Pagalpanti Movie Review: A Film Which Dials Down The IQ Of Brainless Comedy

I’m all for harebrained comedies, but even nonsense needs to have a language.
Pagalpanti Movie Review: A Film Which Dials Down The IQ Of Brainless Comedy

Director: Anees Bazmee
Cast: Anil Kapoor, John Abraham, Ileana D'Cruz, Arshad Warsi, Urvashi Rautela
Producers: Bhushan Kumar, Abhishek Pathak, Krishan Kumar, Kumar Mangat Pathak
Duration: 2 hours, 29 minutes

Thank You. Welcome. Ready? No Entry. No Problem. Welcome back. Mubarakan. Anees Bazmee's filmography since the turn of the millennium reads like a year-long monosyllabic Whatsapp chat between two cordial Indian business relatives who detest each other but have to fake niceness and occasional wishes for the sake of their dogs (rare breeds) and shareholders. Pagalpanti is the furious blue-tick message when all pretensions are withdrawn. This is madness.

It's 2019, and Bazmee – old-school in the manner of jazzy frame rates, swish pans and songs featuring dancers doing Govinda steps in fluorescent costumes at exotic locations while foreigners gawk at this acidic spectacle – is still trying to replicate his Welcome and Singh Is Kinng days. I'm all for harebrained comedies, but even nonsense needs to have a language. Welcome, for instance, had the most unlikely actors being a good sport and playing the fool. Nana Patekar, Anil Kapoor, Feroz Khan, Akshay Kumar. You're not amused by the plot or situations; you're amused by the idea of these serious actors losing their inhibitions and doing all sorts of silly stuff. You're grinning at the fun they seem to be having. You're chuckling at the audacity of sane-minded adults who leave no stone(r) unturned to entertain. It's the cinematic equivalent of watching the pensive in-laws resort to naagin-dancing at the wedding. The movie is still every self-respecting Bollywood fan's guilty pleasure.

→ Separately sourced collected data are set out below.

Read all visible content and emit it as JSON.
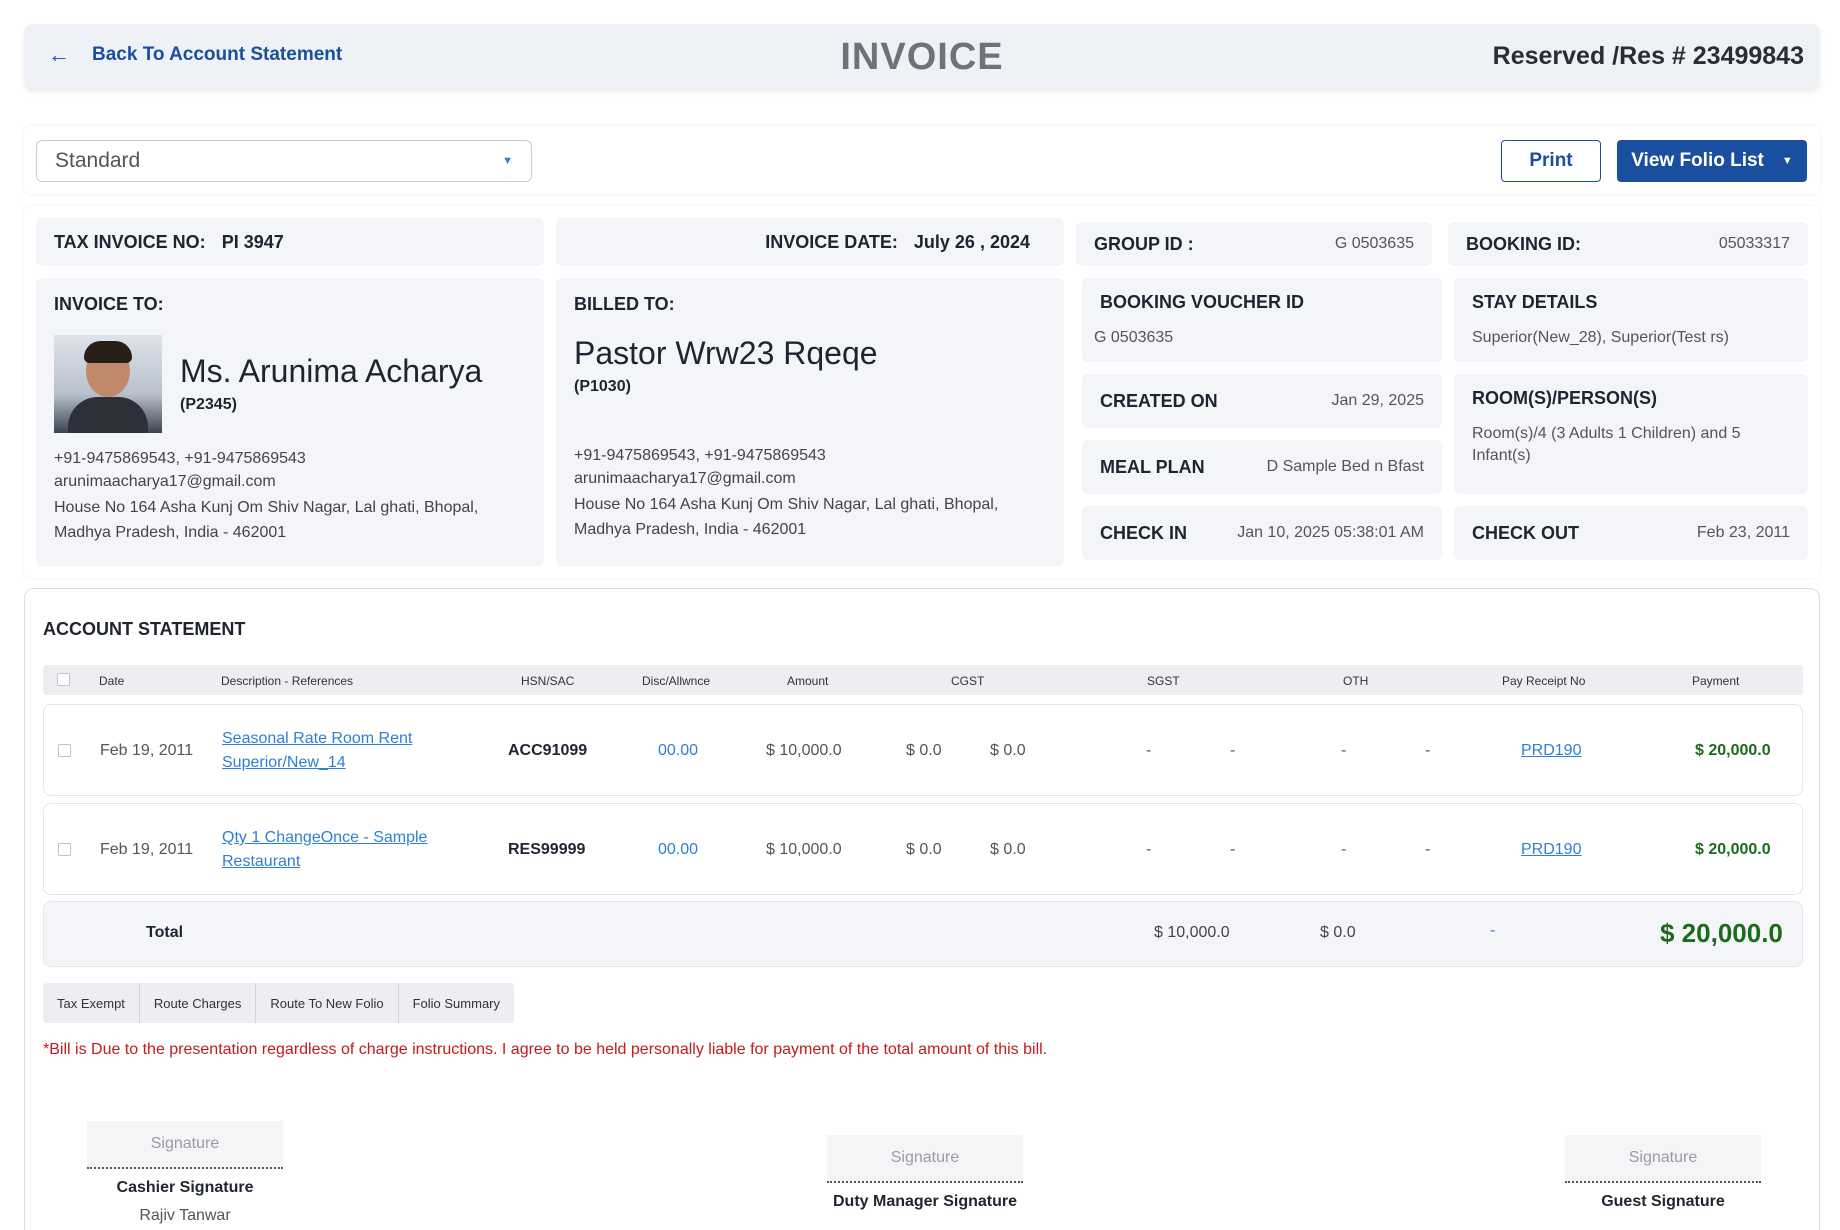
{
  "header": {
    "back_label": "Back To Account Statement",
    "title": "INVOICE",
    "reservation": "Reserved /Res # 23499843"
  },
  "toolbar": {
    "template_select": "Standard",
    "print_label": "Print",
    "folio_label": "View Folio List"
  },
  "invoice": {
    "tax_no_label": "TAX INVOICE NO:",
    "tax_no": "PI 3947",
    "date_label": "INVOICE DATE:",
    "date": "July 26 , 2024"
  },
  "invoice_to": {
    "heading": "INVOICE TO:",
    "name": "Ms. Arunima Acharya",
    "code": "(P2345)",
    "phones": "+91-9475869543,  +91-9475869543",
    "email": "arunimaacharya17@gmail.com",
    "address": "House No 164 Asha Kunj Om Shiv Nagar, Lal ghati, Bhopal, Madhya Pradesh, India - 462001"
  },
  "billed_to": {
    "heading": "BILLED TO:",
    "name": "Pastor Wrw23 Rqeqe",
    "code": "(P1030)",
    "phones": "+91-9475869543,  +91-9475869543",
    "email": "arunimaacharya17@gmail.com",
    "address": "House No 164 Asha Kunj Om Shiv Nagar, Lal ghati, Bhopal, Madhya Pradesh, India - 462001"
  },
  "booking": {
    "group_id_label": "GROUP ID :",
    "group_id": "G 0503635",
    "booking_id_label": "BOOKING ID:",
    "booking_id": "05033317",
    "voucher_label": "BOOKING VOUCHER ID",
    "voucher": "G 0503635",
    "stay_label": "STAY DETAILS",
    "stay": "Superior(New_28), Superior(Test rs)",
    "created_label": "CREATED ON",
    "created": "Jan 29, 2025",
    "rooms_label": "ROOM(S)/PERSON(S)",
    "rooms": "Room(s)/4 (3 Adults 1 Children) and 5 Infant(s)",
    "meal_label": "MEAL PLAN",
    "meal": "D Sample Bed n Bfast",
    "checkin_label": "CHECK IN",
    "checkin": "Jan 10, 2025 05:38:01 AM",
    "checkout_label": "CHECK OUT",
    "checkout": "Feb 23, 2011"
  },
  "statement": {
    "title": "ACCOUNT STATEMENT",
    "columns": [
      "Date",
      "Description - References",
      "HSN/SAC",
      "Disc/Allwnce",
      "Amount",
      "CGST",
      "SGST",
      "OTH",
      "Pay Receipt No",
      "Payment"
    ],
    "rows": [
      {
        "date": "Feb 19, 2011",
        "desc_1": "Seasonal Rate Room Rent",
        "desc_2": "Superior/New_14",
        "hsn": "ACC91099",
        "disc": "00.00",
        "amount": "$ 10,000.0",
        "cgst_1": "$ 0.0",
        "cgst_2": "$ 0.0",
        "sgst_1": "-",
        "sgst_2": "-",
        "oth_1": "-",
        "oth_2": "-",
        "receipt": "PRD190",
        "payment": "$ 20,000.0"
      },
      {
        "date": "Feb 19, 2011",
        "desc_1": "Qty 1 ChangeOnce  - Sample",
        "desc_2": "Restaurant",
        "hsn": "RES99999",
        "disc": "00.00",
        "amount": "$ 10,000.0",
        "cgst_1": "$ 0.0",
        "cgst_2": "$ 0.0",
        "sgst_1": "-",
        "sgst_2": "-",
        "oth_1": "-",
        "oth_2": "-",
        "receipt": "PRD190",
        "payment": "$ 20,000.0"
      }
    ],
    "total": {
      "label": "Total",
      "amount": "$ 10,000.0",
      "tax": "$ 0.0",
      "dash": "-",
      "payment": "$ 20,000.0"
    },
    "actions": [
      "Tax Exempt",
      "Route Charges",
      "Route To New Folio",
      "Folio Summary"
    ],
    "note": "*Bill is Due to the presentation regardless of charge instructions. I agree to be held personally liable for payment of the total amount of this bill."
  },
  "signatures": {
    "placeholder": "Signature",
    "cashier_label": "Cashier Signature",
    "cashier_name": "Rajiv Tanwar",
    "manager_label": "Duty Manager Signature",
    "guest_label": "Guest Signature"
  },
  "colors": {
    "primary": "#1a4fa0",
    "link": "#2e7fd6",
    "payment": "#1a6b1a",
    "warning": "#c41a1a"
  }
}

But films like Pagalpanti lack that tone. For starters, it heavily features John Abraham, Kriti Kharbanda and Pulkit Samrat. As a result, the Anil Kapoors and Saurabh Shuklas and Arshad Warsis try doubly hard to salvage the stubborn datedness of the Bazmee universe and come across as outdoor-shoot professionals who've overdosed on muscle relaxers. Inaamulhaq plays a fraudulent Gujarati multimillionaire named "Niraj Modi" – if nothing, he gets the accent right.

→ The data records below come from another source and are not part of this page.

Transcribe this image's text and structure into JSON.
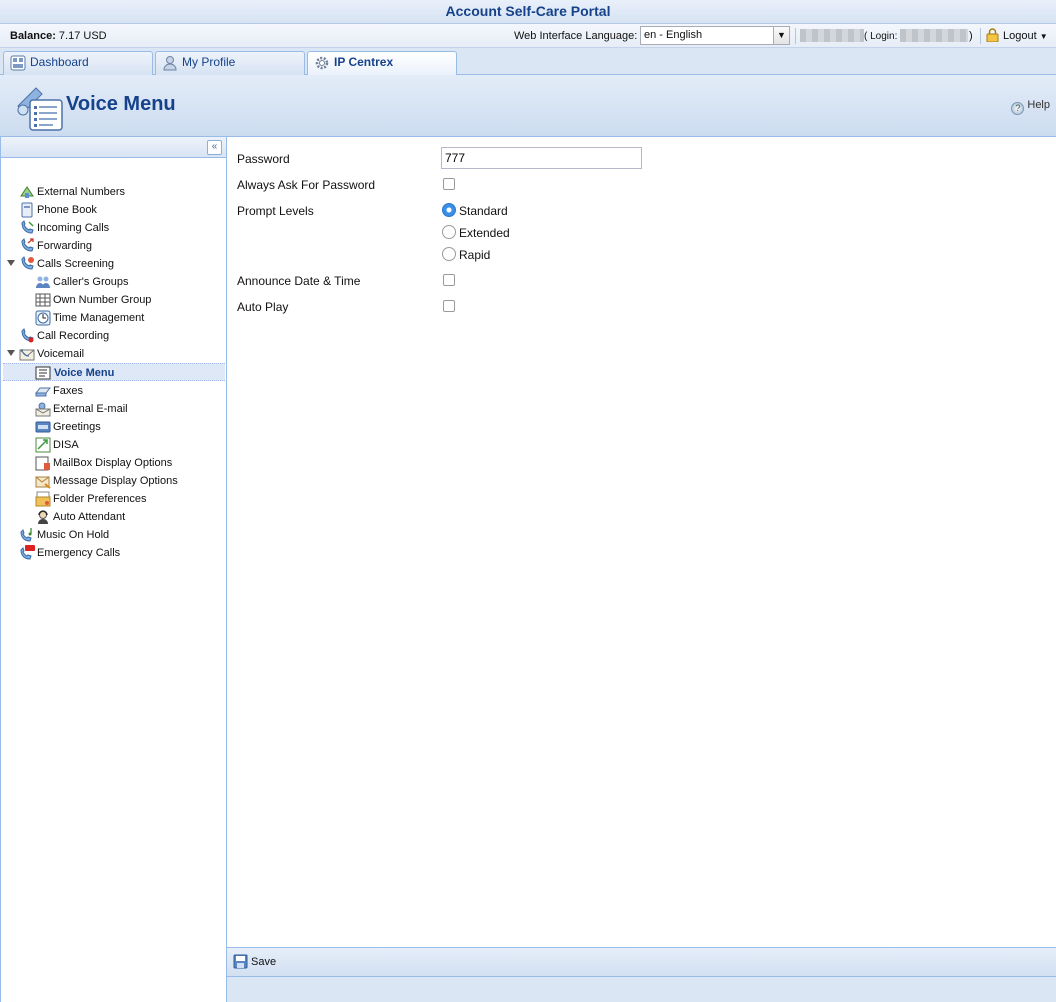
{
  "app": {
    "title": "Account Self-Care Portal"
  },
  "infobar": {
    "balance_label": "Balance:",
    "balance_value": "7.17 USD",
    "language_label": "Web Interface Language:",
    "language_value": "en - English",
    "login_label": "( Login:",
    "login_close": ")",
    "logout_label": "Logout"
  },
  "tabs": [
    {
      "label": "Dashboard"
    },
    {
      "label": "My Profile"
    },
    {
      "label": "IP Centrex"
    }
  ],
  "header": {
    "title": "Voice Menu",
    "help": "Help"
  },
  "sidebar": {
    "items": [
      {
        "label": "External Numbers"
      },
      {
        "label": "Phone Book"
      },
      {
        "label": "Incoming Calls"
      },
      {
        "label": "Forwarding"
      },
      {
        "label": "Calls Screening"
      },
      {
        "label": "Caller's Groups"
      },
      {
        "label": "Own Number Group"
      },
      {
        "label": "Time Management"
      },
      {
        "label": "Call Recording"
      },
      {
        "label": "Voicemail"
      },
      {
        "label": "Voice Menu"
      },
      {
        "label": "Faxes"
      },
      {
        "label": "External E-mail"
      },
      {
        "label": "Greetings"
      },
      {
        "label": "DISA"
      },
      {
        "label": "MailBox Display Options"
      },
      {
        "label": "Message Display Options"
      },
      {
        "label": "Folder Preferences"
      },
      {
        "label": "Auto Attendant"
      },
      {
        "label": "Music On Hold"
      },
      {
        "label": "Emergency Calls"
      }
    ]
  },
  "form": {
    "password_label": "Password",
    "password_value": "777",
    "always_ask_label": "Always Ask For Password",
    "prompt_levels_label": "Prompt Levels",
    "prompt_options": [
      "Standard",
      "Extended",
      "Rapid"
    ],
    "prompt_selected": "Standard",
    "announce_label": "Announce Date & Time",
    "autoplay_label": "Auto Play"
  },
  "footer": {
    "save_label": "Save"
  },
  "colors": {
    "accent": "#15428b",
    "panel_border": "#99bbe8",
    "selected_bg": "#dfe8f6"
  }
}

At one point, there's an entire super-glue set piece in which Kriti Kharbanda's lips are glued to Pulkit Samrat's cheeks, with the others stuck in less incendiary positions on a moving truck, and all I could think of is The Human Centipede.

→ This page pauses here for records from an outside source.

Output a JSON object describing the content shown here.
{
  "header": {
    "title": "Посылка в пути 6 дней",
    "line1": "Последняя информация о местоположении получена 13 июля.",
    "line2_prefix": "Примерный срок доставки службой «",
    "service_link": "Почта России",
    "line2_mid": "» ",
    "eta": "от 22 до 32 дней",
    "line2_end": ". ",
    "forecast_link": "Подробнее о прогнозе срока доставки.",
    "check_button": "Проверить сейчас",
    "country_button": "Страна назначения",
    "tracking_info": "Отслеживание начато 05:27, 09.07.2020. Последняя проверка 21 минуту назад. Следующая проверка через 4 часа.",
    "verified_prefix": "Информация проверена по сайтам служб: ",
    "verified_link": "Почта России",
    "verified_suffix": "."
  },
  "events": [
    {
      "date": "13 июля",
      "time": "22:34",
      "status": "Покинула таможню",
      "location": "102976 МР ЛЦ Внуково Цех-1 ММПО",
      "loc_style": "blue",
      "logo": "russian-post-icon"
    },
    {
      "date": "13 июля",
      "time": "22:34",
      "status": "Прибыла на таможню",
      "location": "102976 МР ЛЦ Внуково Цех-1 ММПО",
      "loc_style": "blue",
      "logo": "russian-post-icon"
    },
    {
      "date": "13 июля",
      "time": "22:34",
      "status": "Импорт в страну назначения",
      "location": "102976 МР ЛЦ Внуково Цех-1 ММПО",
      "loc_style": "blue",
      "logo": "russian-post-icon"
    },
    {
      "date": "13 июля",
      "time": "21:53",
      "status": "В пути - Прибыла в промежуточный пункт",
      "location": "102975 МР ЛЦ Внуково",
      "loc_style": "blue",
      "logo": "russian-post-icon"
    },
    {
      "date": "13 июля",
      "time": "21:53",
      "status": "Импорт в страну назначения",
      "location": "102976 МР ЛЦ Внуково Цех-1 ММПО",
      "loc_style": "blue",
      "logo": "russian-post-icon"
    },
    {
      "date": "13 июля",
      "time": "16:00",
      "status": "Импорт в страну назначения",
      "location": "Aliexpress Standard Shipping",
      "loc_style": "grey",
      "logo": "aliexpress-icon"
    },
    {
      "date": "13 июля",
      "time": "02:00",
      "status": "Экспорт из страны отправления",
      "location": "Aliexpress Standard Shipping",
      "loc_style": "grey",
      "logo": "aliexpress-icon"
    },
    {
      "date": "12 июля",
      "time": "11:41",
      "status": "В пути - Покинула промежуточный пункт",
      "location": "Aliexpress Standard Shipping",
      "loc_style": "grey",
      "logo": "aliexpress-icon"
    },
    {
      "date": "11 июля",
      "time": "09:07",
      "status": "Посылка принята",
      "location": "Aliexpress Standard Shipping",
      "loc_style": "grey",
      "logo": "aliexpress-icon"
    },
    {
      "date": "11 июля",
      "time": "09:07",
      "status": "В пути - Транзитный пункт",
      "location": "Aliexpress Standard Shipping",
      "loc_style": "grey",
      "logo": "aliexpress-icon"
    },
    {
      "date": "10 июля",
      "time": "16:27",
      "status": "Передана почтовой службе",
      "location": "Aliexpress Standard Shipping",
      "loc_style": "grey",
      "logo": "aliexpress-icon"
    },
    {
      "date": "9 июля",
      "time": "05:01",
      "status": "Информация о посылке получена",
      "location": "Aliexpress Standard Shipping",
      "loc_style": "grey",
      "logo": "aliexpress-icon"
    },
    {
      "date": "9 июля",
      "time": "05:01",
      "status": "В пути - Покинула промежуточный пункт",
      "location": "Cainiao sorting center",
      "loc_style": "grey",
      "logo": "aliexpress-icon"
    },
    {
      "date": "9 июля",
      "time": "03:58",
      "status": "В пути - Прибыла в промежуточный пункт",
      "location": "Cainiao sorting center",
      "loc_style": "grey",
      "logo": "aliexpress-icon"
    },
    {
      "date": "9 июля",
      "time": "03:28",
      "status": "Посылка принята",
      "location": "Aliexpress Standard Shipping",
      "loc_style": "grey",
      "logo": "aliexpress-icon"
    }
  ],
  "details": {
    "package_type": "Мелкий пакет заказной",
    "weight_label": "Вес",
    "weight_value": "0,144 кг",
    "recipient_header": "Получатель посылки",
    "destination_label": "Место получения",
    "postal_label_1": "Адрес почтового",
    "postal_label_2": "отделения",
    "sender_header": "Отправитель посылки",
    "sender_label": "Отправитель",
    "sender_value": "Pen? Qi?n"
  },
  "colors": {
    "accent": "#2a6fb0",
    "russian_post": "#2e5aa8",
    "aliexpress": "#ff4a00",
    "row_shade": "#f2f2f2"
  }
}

The three-losers-out-to-get-rich "narrative" isn't exactly original, but one keeps hoping that perhaps the two-doltish-dons thread (featuring Kapoor and Shukla) might invoke the good old Pappu Pager days. I'm not exactly an optimist, and such films – 165 minutes in length, relentless and rampant in their commitment to mediocrity – truly test my condition. At one point, there's an entire super-glue set piece in which Kriti Kharbanda's lips are glued to Pulkit Samrat's cheeks, with the others stuck in less incendiary positions on a moving truck, and all I could think of is The Human Centipede. At another point, I was so bored with the comedy of watching an unfunny comedy that I was mildly relieved by the sight of Urvashi Rautela appearing as an item ghost in a haunted mansion – before she is coupled with Warsi, who seems to be wondering why he wasn't instead coupled with the more acceptable Ileana D'Cruz. Sometimes it's difficult to tell the difference between the ladies. I guess that's the point. I never thought I'd be attributing this to the conscious imagination of adult writers, but that's the world we're in.

In between, there's a sudden nationalistic surge in dialogue; it's as if the makers suddenly decide to cash in on John Abraham's genre because clearly the comedy isn't working out too well. The closest the film comes to being smart is when the climax features three lions – in England – though I suspect the symbolism is entirely accidental. The big cats look quite confused and cute, as if they were feeling existential like Madagascar's Alex. ("Is this my purpose in life? To rescue a Bollywood comedy instead of ruling the great wild?")

There's not much more I can say about Pagalpanti. It exists. I exist. Baby steps. I'm fine. No problem. Thank you.